Having People Over for Tea Tasting
I had a few friends over recently. They had never “experienced” tea. So I decided to give them a bit of a tasting, but I also wanted to have several courses of food to pair with the tea. After much deliberation, this is how it went down…
We started with Silver Needle white tea and shortbread. We then moved up to several oolongs Gonfu-style paired with sliced pork tenderloin which I prepared with only sea salt and black pepper. As we moved on to darker teas (blacks and Puerhs) we moved onto the third course… pears poached in white wine, vanilla beans, cloves, cinnamon, and of course sugar. We finished the night off with some Masala tea that I blended along-side bits of coffeecake.
Brian Pfeifer from the Tea Traveler [http://www.sabletower.com/tea/] also added:
“The more brisk or bitter the tea, the sweeter the food should be. The sweeter the tea, the saltier the food should be. Also don’t let the food overpower the tea.”
Overall, the night was a complete success; we sampled around 15 teas and I was happy to have shown my friends a new experience. Feel free to share with me your tea-tasting experiences. I’d love to hear them!
This entry was posted on Friday, October 30th, 2009 at 10:02 am and is filed under Tea Preparation. You can follow any responses to this entry through the RSS 2.0 feed. You can leave a response, or trackback from your own site. You can leave a response, or trackback from your own site.






Thanks! We gotta small tea boutique In Goa,India,where we retail our esp.Darjeeling Tea collection and hold tea tasting session with customers almost every week after Christmas.My clients are all travelers and people who enjoy India and Goa.I am a puritan and have never tried food pairing with Darjeeling.After this read i think i should try Brains suggestions!
This sounds like a wonderful time..interestingly, I just published an article about how it’s important to taste teas in a different manner / context from this. I.e. not too many new teas at once, and taste the same tea several times over a period of several days. I love tea tastings like this though–they can be a great way to introduce people to tea or to new types of tea.
Let me know if you’d be interested in reading about my other ideas though…it’s a bit of an odd and new perspective…I don’t want to be spammy and post a link here because I’m not a well-established visitor!
A fun and more subtle series to do in the summer: a delicate bilochun, a mild but sweet bao zhong, a slightly grassy dragon well, a jade tie guan yin, and an aromatic green high-mountain oolong for a finale.
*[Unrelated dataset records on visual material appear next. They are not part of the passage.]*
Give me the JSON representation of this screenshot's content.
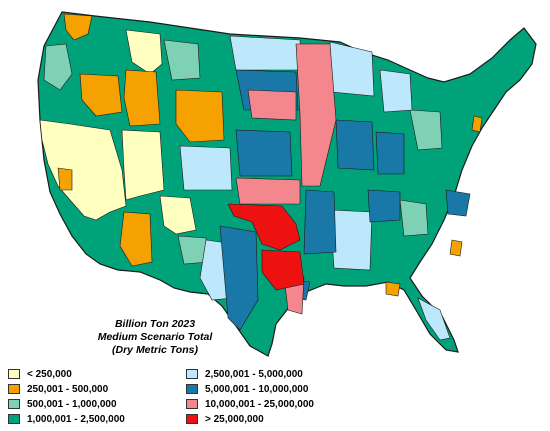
{
  "map": {
    "title_lines": [
      "Billion Ton 2023",
      "Medium Scenario Total",
      "(Dry Metric Tons)"
    ],
    "colors": {
      "c1": "#ffffc0",
      "c2": "#f5a200",
      "c3": "#7fd1b5",
      "c4": "#00a27a",
      "c5": "#bde8fb",
      "c6": "#1a78a8",
      "c7": "#f4878e",
      "c8": "#ee1111",
      "border": "#1a1a1a"
    },
    "legend": [
      {
        "label": "< 250,000",
        "color": "#ffffc0"
      },
      {
        "label": "250,001 - 500,000",
        "color": "#f5a200"
      },
      {
        "label": "500,001 - 1,000,000",
        "color": "#7fd1b5"
      },
      {
        "label": "1,000,001 - 2,500,000",
        "color": "#00a27a"
      },
      {
        "label": "2,500,001 - 5,000,000",
        "color": "#bde8fb"
      },
      {
        "label": "5,000,001 - 10,000,000",
        "color": "#1a78a8"
      },
      {
        "label": "10,000,001 - 25,000,000",
        "color": "#f4878e"
      },
      {
        "label": "> 25,000,000",
        "color": "#ee1111"
      }
    ]
  }
}
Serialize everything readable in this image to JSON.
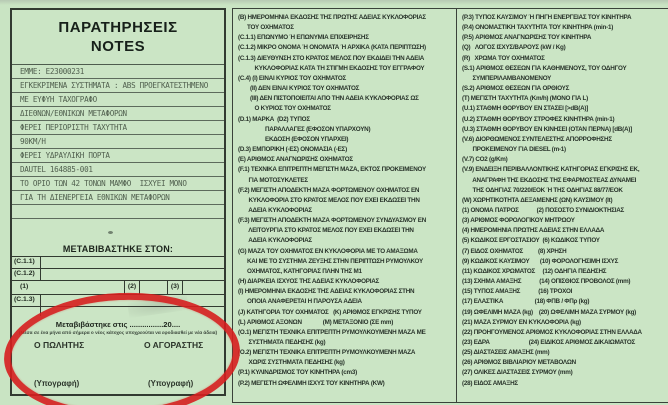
{
  "colors": {
    "paper_green": "#c9e4c3",
    "annotation_red": "#d71f1f"
  },
  "notes_panel": {
    "title_line1": "ΠΑΡΑΤΗΡΗΣΕΙΣ",
    "title_line2": "NOTES",
    "typed_lines": [
      "ΕΜΜΕ: Ε23000231",
      "ΕΓΚΕΚΡΙΜΕΝΑ ΣΥΣΤΗΜΑΤΑ : ABS ΠΡΟΕΓΚΑΤΕΣΤΗΜΕΝΟ",
      "ΜΕ ΕΥΦΥΗ ΤΑΧΟΓΡΑΦΟ",
      "ΔΙΕΘΝΩΝ/ΕΘΝΙΚΩΝ ΜΕΤΑΦΟΡΩΝ",
      "ΦΕΡΕΙ ΠΕΡΙΟΡΙΣΤΗ ΤΑΧΥΤΗΤΑ",
      "90KM/H",
      "ΦΕΡΕΙ ΥΔΡΑΥΛΙΚΗ ΠΟΡΤΑ",
      "DAUTEL 164885-001",
      "ΤΟ ΟΡΙΟ ΤΩΝ 42 ΤΟΝΩΝ ΜΑΜΦΟ  ΙΣΧΥΕΙ ΜΟΝΟ",
      "ΓΙΑ ΤΗ ΔΙΕΝΕΡΓΕΙΑ ΕΘΝΙΚΩΝ ΜΕΤΑΦΟΡΩΝ",
      "",
      ""
    ],
    "transfer_heading": "ΜΕΤΑΒΙΒΑΣΤΗΚΕ ΣΤΟΝ:",
    "table": {
      "row1_label": "(C.1.1)",
      "row2_label": "(C.1.2)",
      "cell_1": "(1)",
      "cell_2": "(2)",
      "cell_3": "(3)",
      "row4_label": "(C.1.3)"
    },
    "transfer": {
      "date_line": "Μεταβιβάστηκε στις ................20....",
      "note_line": "(Μέσα σε ένα μήνα από σήμερα ο νέος κάτοχος υποχρεούται να εφοδιασθεί με νέα άδεια)",
      "seller_label": "Ο ΠΩΛΗΤΗΣ",
      "buyer_label": "Ο ΑΓΟΡΑΣΤΗΣ",
      "signature_left": "(Υπογραφή)",
      "signature_right": "(Υπογραφή)"
    }
  },
  "legend_middle": {
    "lines": [
      "(Β) ΗΜΕΡΟΜΗΝΙΑ ΕΚΔΟΣΗΣ ΤΗΣ ΠΡΩΤΗΣ ΑΔΕΙΑΣ ΚΥΚΛΟΦΟΡΙΑΣ",
      "      ΤΟΥ ΟΧΗΜΑΤΟΣ",
      "(C.1.1) ΕΠΩΝΥΜΟ Ή ΕΠΩΝΥΜΙΑ ΕΠΙΧΕΙΡΗΣΗΣ",
      "(C.1.2) ΜΙΚΡΟ ΟΝΟΜΑ Ή ΟΝΟΜΑΤΑ Ή ΑΡΧΙΚΑ (ΚΑΤΑ ΠΕΡΙΠΤΩΣΗ)",
      "(C.1.3) ΔΙΕΥΘΥΝΣΗ ΣΤΟ ΚΡΑΤΟΣ ΜΕΛΟΣ ΠΟΥ ΕΚΔΙΔΕΙ ΤΗΝ ΑΔΕΙΑ",
      "           ΚΥΚΛΟΦΟΡΙΑΣ ΚΑΤΑ ΤΗ ΣΤΙΓΜΗ ΕΚΔΟΣΗΣ ΤΟΥ ΕΓΓΡΑΦΟΥ",
      "(C.4) (Ι) ΕΙΝΑΙ ΚΥΡΙΟΣ ΤΟΥ ΟΧΗΜΑΤΟΣ",
      "        (ΙΙ) ΔΕΝ ΕΙΝΑΙ ΚΥΡΙΟΣ ΤΟΥ ΟΧΗΜΑΤΟΣ",
      "        (ΙΙΙ) ΔΕΝ ΠΙΣΤΟΠΟΙΕΙΤΑΙ ΑΠΟ ΤΗΝ ΑΔΕΙΑ ΚΥΚΛΟΦΟΡΙΑΣ ΩΣ",
      "           Ο ΚΥΡΙΟΣ ΤΟΥ ΟΧΗΜΑΤΟΣ",
      "(D.1) ΜΑΡΚΑ  (D2) ΤΥΠΟΣ",
      "                  ΠΑΡΑΛΛΑΓΕΣ (ΕΦΟΣΟΝ ΥΠΑΡΧΟΥΝ)",
      "                  ΕΚΔΟΣΗ (ΕΦΟΣΟΝ ΥΠΑΡΧΕΙ)",
      "(D.3) ΕΜΠΟΡΙΚΗ (-ΕΣ) ΟΝΟΜΑΣΙΑ (-ΕΣ)",
      "(Ε) ΑΡΙΘΜΟΣ ΑΝΑΓΝΩΡΙΣΗΣ ΟΧΗΜΑΤΟΣ",
      "(F.1) ΤΕΧΝΙΚΑ ΕΠΙΤΡΕΠΤΗ ΜΕΓΙΣΤΗ ΜΑΖΑ, ΕΚΤΟΣ ΠΡΟΚΕΙΜΕΝΟΥ",
      "       ΓΙΑ ΜΟΤΟΣΥΚΛΕΤΕΣ",
      "(F.2) ΜΕΓΙΣΤΗ ΑΠΟΔΕΚΤΗ ΜΑΖΑ ΦΟΡΤΩΜΕΝΟΥ ΟΧΗΜΑΤΟΣ ΕΝ",
      "       ΚΥΚΛΟΦΟΡΙΑ ΣΤΟ ΚΡΑΤΟΣ ΜΕΛΟΣ ΠΟΥ ΕΧΕΙ ΕΚΔΩΣΕΙ ΤΗΝ",
      "       ΑΔΕΙΑ ΚΥΚΛΟΦΟΡΙΑΣ",
      "(F.3) ΜΕΓΙΣΤΗ ΑΠΟΔΕΚΤΗ ΜΑΖΑ ΦΟΡΤΩΜΕΝΟΥ ΣΥΝΔΥΑΣΜΟΥ ΕΝ",
      "       ΛΕΙΤΟΥΡΓΙΑ ΣΤΟ ΚΡΑΤΟΣ ΜΕΛΟΣ ΠΟΥ ΕΧΕΙ ΕΚΔΩΣΕΙ ΤΗΝ",
      "       ΑΔΕΙΑ ΚΥΚΛΟΦΟΡΙΑΣ",
      "(G) ΜΑΖΑ ΤΟΥ ΟΧΗΜΑΤΟΣ ΕΝ ΚΥΚΛΟΦΟΡΙΑ ΜΕ ΤΟ ΑΜΑΞΩΜΑ",
      "      ΚΑΙ ΜΕ ΤΟ ΣΥΣΤΗΜΑ ΖΕΥΞΗΣ ΣΤΗΝ ΠΕΡΙΠΤΩΣΗ ΡΥΜΟΥΛΚΟΥ",
      "      ΟΧΗΜΑΤΟΣ, ΚΑΤΗΓΟΡΙΑΣ ΠΛΗΝ ΤΗΣ Μ1",
      "(Η) ΔΙΑΡΚΕΙΑ ΙΣΧΥΟΣ ΤΗΣ ΑΔΕΙΑΣ ΚΥΚΛΟΦΟΡΙΑΣ",
      "(Ι) ΗΜΕΡΟΜΗΝΙΑ ΕΚΔΟΣΗΣ ΤΗΣ ΑΔΕΙΑΣ ΚΥΚΛΟΦΟΡΙΑΣ ΣΤΗΝ",
      "      ΟΠΟΙΑ ΑΝΑΦΕΡΕΤΑΙ Η ΠΑΡΟΥΣΑ ΑΔΕΙΑ",
      "(J) ΚΑΤΗΓΟΡΙΑ ΤΟΥ ΟΧΗΜΑΤΟΣ   (Κ) ΑΡΙΘΜΟΣ ΕΓΚΡΙΣΗΣ ΤΥΠΟΥ",
      "(L) ΑΡΙΘΜΟΣ ΑΞΟΝΩΝ              (Μ) ΜΕΤΑΞΟΝΙΟ (ΣΕ mm)",
      "(O.1) ΜΕΓΙΣΤΗ ΤΕΧΝΙΚΑ ΕΠΙΤΡΕΠΤΗ ΡΥΜΟΥΛΚΟΥΜΕΝΗ ΜΑΖΑ ΜΕ",
      "       ΣΥΣΤΗΜΑΤΑ ΠΕΔΗΣΗΣ (kg)",
      "(O.2) ΜΕΓΙΣΤΗ ΤΕΧΝΙΚΑ ΕΠΙΤΡΕΠΤΗ ΡΥΜΟΥΛΚΟΥΜΕΝΗ ΜΑΖΑ",
      "       ΧΩΡΙΣ ΣΥΣΤΗΜΑΤΑ ΠΕΔΗΣΗΣ (kg)",
      "(P.1) ΚΥΛΙΝΔΡΙΣΜΟΣ ΤΟΥ ΚΙΝΗΤΗΡΑ (cm3)",
      "(P.2) ΜΕΓΙΣΤΗ ΩΦΕΛΙΜΗ ΙΣΧΥΣ ΤΟΥ ΚΙΝΗΤΗΡΑ (KW)"
    ]
  },
  "legend_right": {
    "lines": [
      "(P.3) ΤΥΠΟΣ ΚΑΥΣΙΜΟΥ Ή ΠΗΓΗ ΕΝΕΡΓΕΙΑΣ ΤΟΥ ΚΙΝΗΤΗΡΑ",
      "(P.4) ΟΝΟΜΑΣΤΙΚΗ ΤΑΧΥΤΗΤΑ ΤΟΥ ΚΙΝΗΤΗΡΑ (min-1)",
      "(P.5) ΑΡΙΘΜΟΣ ΑΝΑΓΝΩΡΙΣΗΣ ΤΟΥ ΚΙΝΗΤΗΡΑ",
      "(Q)   ΛΟΓΟΣ ΙΣΧΥΣ/ΒΑΡΟΥΣ (kW / Kg)",
      "(R)   ΧΡΩΜΑ ΤΟΥ ΟΧΗΜΑΤΟΣ",
      "(S.1) ΑΡΙΘΜΟΣ ΘΕΣΕΩΝ ΓΙΑ ΚΑΘΗΜΕΝΟΥΣ, ΤΟΥ ΟΔΗΓΟΥ",
      "       ΣΥΜΠΕΡΙΛΑΜΒΑΝΟΜΕΝΟΥ",
      "(S.2) ΑΡΙΘΜΟΣ ΘΕΣΕΩΝ ΓΙΑ ΟΡΘΙΟΥΣ",
      "(Τ) ΜΕΓΙΣΤΗ ΤΑΧΥΤΗΤΑ (Km/h) (ΜΟΝΟ ΓΙΑ L)",
      "(U.1) ΣΤΑΘΜΗ ΘΟΡΥΒΟΥ ΕΝ ΣΤΑΣΕΙ [>dB(A)]",
      "(U.2) ΣΤΑΘΜΗ ΘΟΡΥΒΟΥ ΣΤΡΟΦΕΣ ΚΙΝΗΤΗΡΑ (min-1)",
      "(U.3) ΣΤΑΘΜΗ ΘΟΡΥΒΟΥ ΕΝ ΚΙΝΗΣΕΙ (ΟΤΑΝ ΠΕΡΝΑ) [dB(A)]",
      "(V.6) ΔΙΟΡΘΩΜΕΝΟΣ ΣΥΝΤΕΛΕΣΤΗΣ ΑΠΟΡΡΟΦΗΣΗΣ",
      "       ΠΡΟΚΕΙΜΕΝΟΥ ΓΙΑ DIESEL (m-1)",
      "(V.7) CO2 (g/Km)",
      "(V.9) ΕΝΔΕΙΞΗ ΠΕΡΙΒΑΛΛΟΝΤΙΚΗΣ ΚΑΤΗΓΟΡΙΑΣ ΕΓΚΡΙΣΗΣ ΕΚ,",
      "       ΑΝΑΓΡΑΦΗ ΤΗΣ ΕΚΔΟΣΗΣ ΤΗΣ ΕΦΑΡΜΟΣΤΕΑΣ ΔΥΝΑΜΕΙ",
      "       ΤΗΣ ΟΔΗΓΙΑΣ 70/220/ΕΟΚ Ή ΤΗΣ ΟΔΗΓΙΑΣ 88/77/ΕΟΚ",
      "(W) ΧΩΡΗΤΙΚΟΤΗΤΑ ΔΕΞΑΜΕΝΗΣ (ΩΝ) ΚΑΥΣΙΜΟΥ (lt)",
      "(1) ΟΝΟΜΑ ΠΑΤΡΟΣ            (2) ΠΟΣΟΣΤΟ ΣΥΝΙΔΙΟΚΤΗΣΙΑΣ",
      "(3) ΑΡΙΘΜΟΣ ΦΟΡΟΛΟΓΙΚΟΥ ΜΗΤΡΩΟΥ",
      "(4) ΗΜΕΡΟΜΗΝΙΑ ΠΡΩΤΗΣ ΑΔΕΙΑΣ ΣΤΗΝ ΕΛΛΑΔΑ",
      "(5) ΚΩΔΙΚΟΣ ΕΡΓΟΣΤΑΣΙΟΥ  (6) ΚΩΔΙΚΟΣ ΤΥΠΟΥ",
      "(7) ΕΙΔΟΣ ΟΧΗΜΑΤΟΣ          (8) ΧΡΗΣΗ",
      "(9) ΚΩΔΙΚΟΣ ΚΑΥΣΙΜΟΥ       (10) ΦΟΡΟΛΟΓΗΣΙΜΗ ΙΣΧΥΣ",
      "(11) ΚΩΔΙΚΟΣ ΧΡΩΜΑΤΟΣ     (12) ΟΔΗΓΙΑ ΠΕΔΗΣΗΣ",
      "(13) ΣΧΗΜΑ ΑΜΑΞΗΣ            (14) ΟΠΙΣΘΙΟΣ ΠΡΟΒΟΛΟΣ (mm)",
      "(15) ΤΥΠΟΣ ΑΜΑΞΗΣ            (16) ΤΡΟΧΟΙ",
      "(17) ΕΛΑΣΤΙΚΑ                     (18) ΦΠΒ / ΦΠρ (kg)",
      "(19) ΩΦΕΛΙΜΗ ΜΑΖΑ (kg)    (20) ΩΦΕΛΙΜΗ ΜΑΖΑ ΣΥΡΜΟΥ (kg)",
      "(21) ΜΑΖΑ ΣΥΡΜΟΥ ΕΝ ΚΥΚΛΟΦΟΡΙΑ (kg)",
      "(22) ΠΡΟΗΓΟΥΜΕΝΟΣ ΑΡΙΘΜΟΣ ΚΥΚΛΟΦΟΡΙΑΣ ΣΤΗΝ ΕΛΛΑΔΑ",
      "(23) ΕΔΡΑ                          (24) ΕΙΔΙΚΟΣ ΑΡΙΘΜΟΣ ΔΙΚΑΙΩΜΑΤΟΣ",
      "(25) ΔΙΑΣΤΑΣΕΙΣ ΑΜΑΞΗΣ (mm)",
      "(26) ΑΡΙΘΜΟΣ ΒΙΒΛΙΑΡΙΟΥ ΜΕΤΑΒΟΛΩΝ",
      "(27) ΟΛΙΚΕΣ ΔΙΑΣΤΑΣΕΙΣ ΣΥΡΜΟΥ (mm)",
      "(28) ΕΙΔΟΣ ΑΜΑΞΗΣ"
    ]
  }
}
It’s a shorter arc of flavor, but if you are serving to people not totally new to traditional teas then it demonstrates the wide range of possible flavors in the small range from green to green-oolong. If you want to go outside of Chinese teas you can throw in a jungley-vegetal sencha or matcha to throw them.
Other favorites: a nice sharp Quimen (Keemun) alongside a rich brownie, and sweet golden-tip Yunnan with a peppery chai biscotti. Jasmine pearl with smoked chicken breast is a lovely treat too.
A nice bit of food-tea pairing. It sounds like you served the food with the tea. When I do home tea tastings I typically do small servings of food in between teas, as a palate cleanser in the earlier courses and as a complement in later ones.
I found a local bakery that makes mild almond biscotti that does the trick to clean the palate when transitioning between whites and green oolongs. And raw Thai-style spring rolls (with a sweet peanut sauce) are great after dark oolongs but before the reds or pu-erhs.
I also enjoy introducing pu-erh to newbies after a heavy and meat-rich dinner — it never fails to impress them how much it settles the stomach and improves digestion. I save the good aged stuff for a stand-alone sipping though.
All said, the most teas I’ve managed to serve to one group in one “sitting” is only eight or nine, although I insist on at least three steepings of each to show the arc of flavors. I’m impressed by your 15 teas in one evening!